Kurucu Temsilcisi Yansı Eraslan'ın Salon Dersi

Kurucu Temsilcisi Yansı Eraslan'ın Salon Dersi

Yansı Eraslan, Lise Öğrencileriyle Salon Dersinde Buluştu

Özel Ege Lisesi Kurucu Temsilcisi Yansı Eraslan, lise öğrencileriyle salon dersinde bir araya gelerek öğrencilerin sorularını yanıtladı. Toplantı salonunda yapılan derste Eraslan, öğrenciler tarafından yöneltilen Kıbrıs’taki seçim ve gelişmeler, çözüm süreci, İsrail’in Akdeniz politikaları, Ukrayna-Rusya Savaşı, Türkiye’deki sağ siyaset, seçmen kimliği ve devletin yapısı gibi sorulara yanıt verdi. Salon dersine İlkokul Müdürü Mehmet Halil Civek, Lise Müdür Yardımcısı Zafer Arslan, Ortaokul Müdür Yardımcısı Pınar Dursun, Sosyal Bilimler Bölüm Başkanı Betül Ernas, Felsefe öğretmeni Özlem Yılmaz ve Uluslararası Eğitim Koordinatörü Nur Eraslan Bakoğlu da katıldı.

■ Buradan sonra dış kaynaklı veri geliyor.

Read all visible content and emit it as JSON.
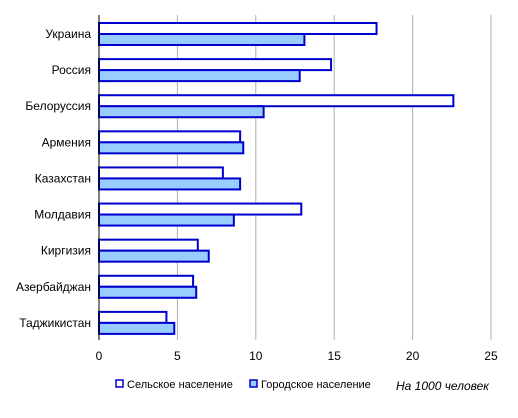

Türkiye Talepkâr Davranıyor

Eraslan, dünyada askerî, siyasi, ekonomik ve politik ölçülerde hızla değişen gelişmelerin olduğunu ve Türkiye’nin de özellikle medya mensupları için gündem sorunu yaşamayan bir ülke olduğunu belirterek konuşmasına başladı. Dünyanın Yalta Konferansı sonrasındaki paylaşım dönemine benzer bir dönem yaşadığını, Türk devletinin de Doğu Akdeniz’de, ülkenin doğusunda yer alan komşu coğrafyada ve Suriye’de talepkâr politikalarla ve kendisine biçilmek istenilenin aksine daha büyük bir aktör olarak yer almak istediğini belirtti.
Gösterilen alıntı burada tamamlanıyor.